The paper reports superior performance of the proposed GLASS framework compared to state-of-the-art (SOTA) methods across several datasets including MVTec AD, VisA, MPDD, and a newly introduced WFDD dataset. Noteworthy results include a 99.9% AUROC for anomaly detection on the MVTec AD dataset, demonstrating its efficacy in both strong and weak defect detection scenarios.

Implications and Future Directions

The significant efficacy of the GLASS framework in both industrial and complex environments suggests that synthesis-based anomaly detection could be a viable solution in applications with limited defect data and high real-time processing demands. The approach leverages both feature-level and image-level synthesis, providing a comprehensive solution that addresses variability in defect presentation.

The synthesis strategy presents interesting implications for future AI developments.
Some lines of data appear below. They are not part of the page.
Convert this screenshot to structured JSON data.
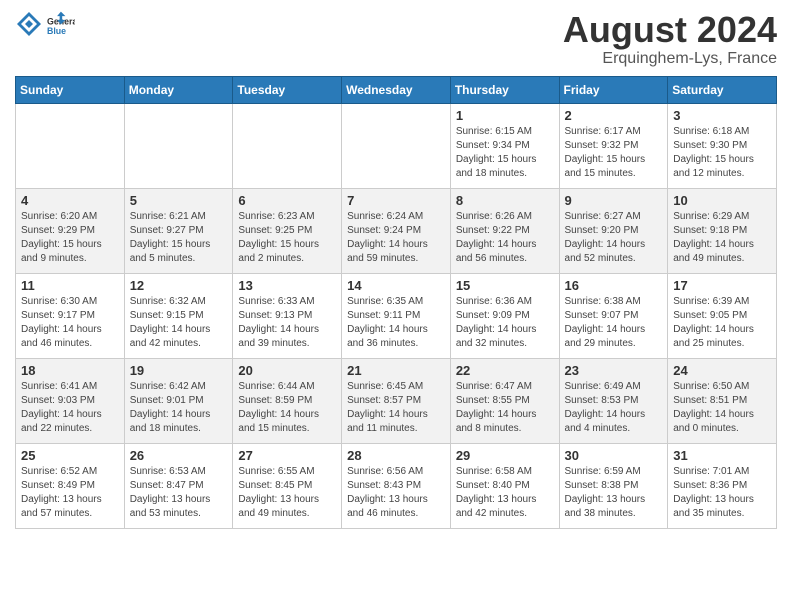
{
  "logo": {
    "general": "General",
    "blue": "Blue"
  },
  "title": "August 2024",
  "location": "Erquinghem-Lys, France",
  "days_of_week": [
    "Sunday",
    "Monday",
    "Tuesday",
    "Wednesday",
    "Thursday",
    "Friday",
    "Saturday"
  ],
  "weeks": [
    [
      {
        "day": "",
        "info": ""
      },
      {
        "day": "",
        "info": ""
      },
      {
        "day": "",
        "info": ""
      },
      {
        "day": "",
        "info": ""
      },
      {
        "day": "1",
        "info": "Sunrise: 6:15 AM\nSunset: 9:34 PM\nDaylight: 15 hours\nand 18 minutes."
      },
      {
        "day": "2",
        "info": "Sunrise: 6:17 AM\nSunset: 9:32 PM\nDaylight: 15 hours\nand 15 minutes."
      },
      {
        "day": "3",
        "info": "Sunrise: 6:18 AM\nSunset: 9:30 PM\nDaylight: 15 hours\nand 12 minutes."
      }
    ],
    [
      {
        "day": "4",
        "info": "Sunrise: 6:20 AM\nSunset: 9:29 PM\nDaylight: 15 hours\nand 9 minutes."
      },
      {
        "day": "5",
        "info": "Sunrise: 6:21 AM\nSunset: 9:27 PM\nDaylight: 15 hours\nand 5 minutes."
      },
      {
        "day": "6",
        "info": "Sunrise: 6:23 AM\nSunset: 9:25 PM\nDaylight: 15 hours\nand 2 minutes."
      },
      {
        "day": "7",
        "info": "Sunrise: 6:24 AM\nSunset: 9:24 PM\nDaylight: 14 hours\nand 59 minutes."
      },
      {
        "day": "8",
        "info": "Sunrise: 6:26 AM\nSunset: 9:22 PM\nDaylight: 14 hours\nand 56 minutes."
      },
      {
        "day": "9",
        "info": "Sunrise: 6:27 AM\nSunset: 9:20 PM\nDaylight: 14 hours\nand 52 minutes."
      },
      {
        "day": "10",
        "info": "Sunrise: 6:29 AM\nSunset: 9:18 PM\nDaylight: 14 hours\nand 49 minutes."
      }
    ],
    [
      {
        "day": "11",
        "info": "Sunrise: 6:30 AM\nSunset: 9:17 PM\nDaylight: 14 hours\nand 46 minutes."
      },
      {
        "day": "12",
        "info": "Sunrise: 6:32 AM\nSunset: 9:15 PM\nDaylight: 14 hours\nand 42 minutes."
      },
      {
        "day": "13",
        "info": "Sunrise: 6:33 AM\nSunset: 9:13 PM\nDaylight: 14 hours\nand 39 minutes."
      },
      {
        "day": "14",
        "info": "Sunrise: 6:35 AM\nSunset: 9:11 PM\nDaylight: 14 hours\nand 36 minutes."
      },
      {
        "day": "15",
        "info": "Sunrise: 6:36 AM\nSunset: 9:09 PM\nDaylight: 14 hours\nand 32 minutes."
      },
      {
        "day": "16",
        "info": "Sunrise: 6:38 AM\nSunset: 9:07 PM\nDaylight: 14 hours\nand 29 minutes."
      },
      {
        "day": "17",
        "info": "Sunrise: 6:39 AM\nSunset: 9:05 PM\nDaylight: 14 hours\nand 25 minutes."
      }
    ],
    [
      {
        "day": "18",
        "info": "Sunrise: 6:41 AM\nSunset: 9:03 PM\nDaylight: 14 hours\nand 22 minutes."
      },
      {
        "day": "19",
        "info": "Sunrise: 6:42 AM\nSunset: 9:01 PM\nDaylight: 14 hours\nand 18 minutes."
      },
      {
        "day": "20",
        "info": "Sunrise: 6:44 AM\nSunset: 8:59 PM\nDaylight: 14 hours\nand 15 minutes."
      },
      {
        "day": "21",
        "info": "Sunrise: 6:45 AM\nSunset: 8:57 PM\nDaylight: 14 hours\nand 11 minutes."
      },
      {
        "day": "22",
        "info": "Sunrise: 6:47 AM\nSunset: 8:55 PM\nDaylight: 14 hours\nand 8 minutes."
      },
      {
        "day": "23",
        "info": "Sunrise: 6:49 AM\nSunset: 8:53 PM\nDaylight: 14 hours\nand 4 minutes."
      },
      {
        "day": "24",
        "info": "Sunrise: 6:50 AM\nSunset: 8:51 PM\nDaylight: 14 hours\nand 0 minutes."
      }
    ],
    [
      {
        "day": "25",
        "info": "Sunrise: 6:52 AM\nSunset: 8:49 PM\nDaylight: 13 hours\nand 57 minutes."
      },
      {
        "day": "26",
        "info": "Sunrise: 6:53 AM\nSunset: 8:47 PM\nDaylight: 13 hours\nand 53 minutes."
      },
      {
        "day": "27",
        "info": "Sunrise: 6:55 AM\nSunset: 8:45 PM\nDaylight: 13 hours\nand 49 minutes."
      },
      {
        "day": "28",
        "info": "Sunrise: 6:56 AM\nSunset: 8:43 PM\nDaylight: 13 hours\nand 46 minutes."
      },
      {
        "day": "29",
        "info": "Sunrise: 6:58 AM\nSunset: 8:40 PM\nDaylight: 13 hours\nand 42 minutes."
      },
      {
        "day": "30",
        "info": "Sunrise: 6:59 AM\nSunset: 8:38 PM\nDaylight: 13 hours\nand 38 minutes."
      },
      {
        "day": "31",
        "info": "Sunrise: 7:01 AM\nSunset: 8:36 PM\nDaylight: 13 hours\nand 35 minutes."
      }
    ]
  ]
}
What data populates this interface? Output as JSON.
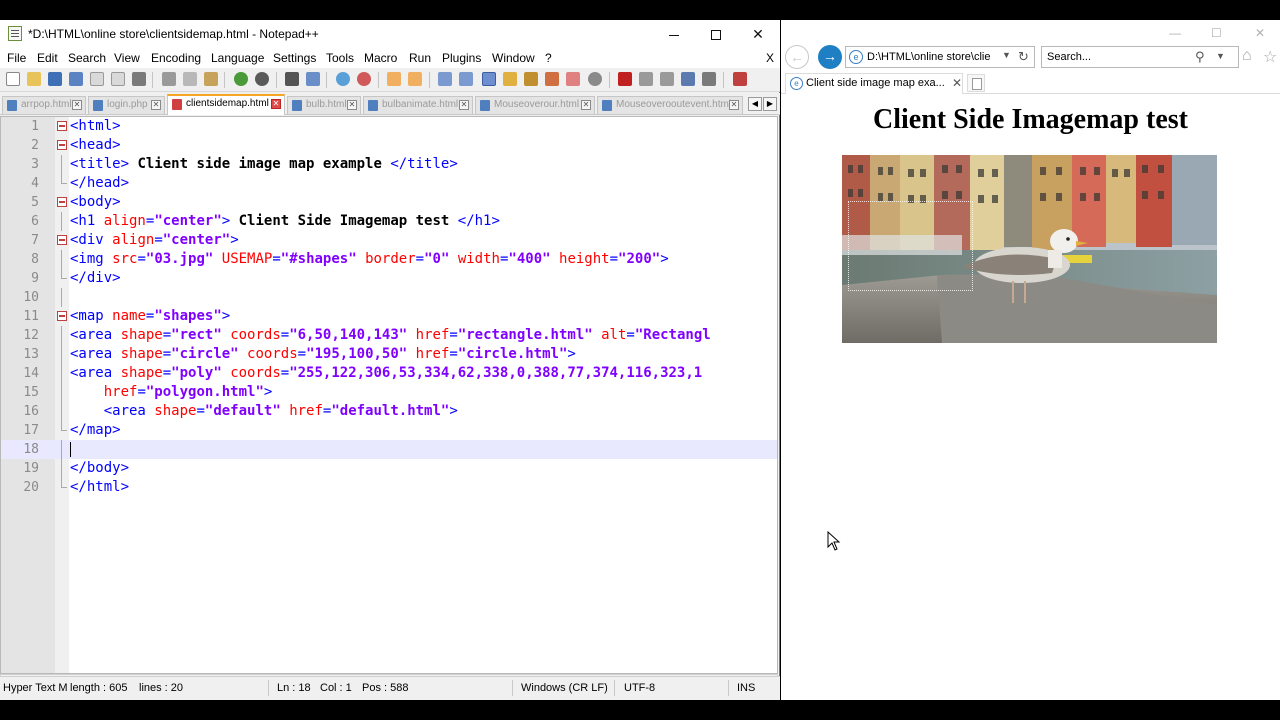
{
  "notepad": {
    "title": "*D:\\HTML\\online store\\clientsidemap.html - Notepad++",
    "menu": [
      "File",
      "Edit",
      "Search",
      "View",
      "Encoding",
      "Language",
      "Settings",
      "Tools",
      "Macro",
      "Run",
      "Plugins",
      "Window",
      "?"
    ],
    "menu_close": "X",
    "tabs": [
      {
        "label": "arrpop.html",
        "active": false
      },
      {
        "label": "login.php",
        "active": false
      },
      {
        "label": "clientsidemap.html",
        "active": true
      },
      {
        "label": "bulb.html",
        "active": false
      },
      {
        "label": "bulbanimate.html",
        "active": false
      },
      {
        "label": "Mouseoverour.html",
        "active": false
      },
      {
        "label": "Mouseoverooutevent.html",
        "active": false
      }
    ],
    "code_lines": [
      {
        "n": "1",
        "html": "<span class=\"tag\">&lt;html&gt;</span>"
      },
      {
        "n": "2",
        "html": "<span class=\"tag\">&lt;head&gt;</span>"
      },
      {
        "n": "3",
        "html": "<span class=\"tag\">&lt;title&gt;</span><span class=\"txt\"> Client side image map example </span><span class=\"tag\">&lt;/title&gt;</span>"
      },
      {
        "n": "4",
        "html": "<span class=\"tag\">&lt;/head&gt;</span>"
      },
      {
        "n": "5",
        "html": "<span class=\"tag\">&lt;body&gt;</span>"
      },
      {
        "n": "6",
        "html": "<span class=\"tag\">&lt;h1 </span><span class=\"attr\">align</span><span class=\"tag\">=</span><span class=\"val\">\"center\"</span><span class=\"tag\">&gt;</span><span class=\"txt\"> Client Side Imagemap test </span><span class=\"tag\">&lt;/h1&gt;</span>"
      },
      {
        "n": "7",
        "html": "<span class=\"tag\">&lt;div </span><span class=\"attr\">align</span><span class=\"tag\">=</span><span class=\"val\">\"center\"</span><span class=\"tag\">&gt;</span>"
      },
      {
        "n": "8",
        "html": "<span class=\"tag\">&lt;img </span><span class=\"attr\">src</span><span class=\"tag\">=</span><span class=\"val\">\"03.jpg\"</span><span class=\"tag\"> </span><span class=\"attr\">USEMAP</span><span class=\"tag\">=</span><span class=\"val\">\"#shapes\"</span><span class=\"tag\"> </span><span class=\"attr\">border</span><span class=\"tag\">=</span><span class=\"val\">\"0\"</span><span class=\"tag\"> </span><span class=\"attr\">width</span><span class=\"tag\">=</span><span class=\"val\">\"400\"</span><span class=\"tag\"> </span><span class=\"attr\">height</span><span class=\"tag\">=</span><span class=\"val\">\"200\"</span><span class=\"tag\">&gt;</span>"
      },
      {
        "n": "9",
        "html": "<span class=\"tag\">&lt;/div&gt;</span>"
      },
      {
        "n": "10",
        "html": ""
      },
      {
        "n": "11",
        "html": "<span class=\"tag\">&lt;map </span><span class=\"attr\">name</span><span class=\"tag\">=</span><span class=\"val\">\"shapes\"</span><span class=\"tag\">&gt;</span>"
      },
      {
        "n": "12",
        "html": "<span class=\"tag\">&lt;area </span><span class=\"attr\">shape</span><span class=\"tag\">=</span><span class=\"val\">\"rect\"</span><span class=\"tag\"> </span><span class=\"attr\">coords</span><span class=\"tag\">=</span><span class=\"val\">\"6,50,140,143\"</span><span class=\"tag\"> </span><span class=\"attr\">href</span><span class=\"tag\">=</span><span class=\"val\">\"rectangle.html\"</span><span class=\"tag\"> </span><span class=\"attr\">alt</span><span class=\"tag\">=</span><span class=\"val\">\"Rectangl</span>"
      },
      {
        "n": "13",
        "html": "<span class=\"tag\">&lt;area </span><span class=\"attr\">shape</span><span class=\"tag\">=</span><span class=\"val\">\"circle\"</span><span class=\"tag\"> </span><span class=\"attr\">coords</span><span class=\"tag\">=</span><span class=\"val\">\"195,100,50\"</span><span class=\"tag\"> </span><span class=\"attr\">href</span><span class=\"tag\">=</span><span class=\"val\">\"circle.html\"</span><span class=\"tag\">&gt;</span>"
      },
      {
        "n": "14",
        "html": "<span class=\"tag\">&lt;area </span><span class=\"attr\">shape</span><span class=\"tag\">=</span><span class=\"val\">\"poly\"</span><span class=\"tag\"> </span><span class=\"attr\">coords</span><span class=\"tag\">=</span><span class=\"val\">\"255,122,306,53,334,62,338,0,388,77,374,116,323,1</span>"
      },
      {
        "n": "15",
        "html": "    <span class=\"attr\">href</span><span class=\"tag\">=</span><span class=\"val\">\"polygon.html\"</span><span class=\"tag\">&gt;</span>"
      },
      {
        "n": "16",
        "html": "    <span class=\"tag\">&lt;area </span><span class=\"attr\">shape</span><span class=\"tag\">=</span><span class=\"val\">\"default\"</span><span class=\"tag\"> </span><span class=\"attr\">href</span><span class=\"tag\">=</span><span class=\"val\">\"default.html\"</span><span class=\"tag\">&gt;</span>"
      },
      {
        "n": "17",
        "html": "<span class=\"tag\">&lt;/map&gt;</span>"
      },
      {
        "n": "18",
        "html": ""
      },
      {
        "n": "19",
        "html": "<span class=\"tag\">&lt;/body&gt;</span>"
      },
      {
        "n": "20",
        "html": "<span class=\"tag\">&lt;/html&gt;</span>"
      }
    ],
    "current_line": "18",
    "status": {
      "lang": "Hyper Text M",
      "length": "length : 605",
      "lines": "lines : 20",
      "ln": "Ln : 18",
      "col": "Col : 1",
      "pos": "Pos : 588",
      "eol": "Windows (CR LF)",
      "encoding": "UTF-8",
      "mode": "INS"
    }
  },
  "browser": {
    "address": "D:\\HTML\\online store\\clie",
    "search_placeholder": "Search...",
    "tab_title": "Client side image map exa...",
    "page_heading": "Client Side Imagemap test"
  },
  "colors": {
    "tag": "#0000ff",
    "attribute": "#ff0000",
    "value": "#8000ff",
    "current_line": "#e8e8ff",
    "active_tab_accent": "#f5a623"
  }
}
The usage of gradient ascent for anomaly synthesis suggests a potential for adaptability of the synthesis parameters, aligning the generation of anomalies with specific industrial defect distributions. Future research could explore extending this synthesis framework to logical anomaly detection, expanding its application domain beyond structural anomalies. Moreover, eliminating the dependency on external texture datasets for image-level anomaly synthesis might further streamline the framework, enhancing its integration within industrial settings.

In conclusion, the paper marks a significant contribution to the world of unsupervised anomaly detection by providing a comprehensive framework capable of detecting a broad spectrum of defects efficiently. While it does not fundamentally challenge the existing paradigms, it offers a profound enhancement in the detection and localization of anomalies, pushing forward the capabilities of industrial inspection systems.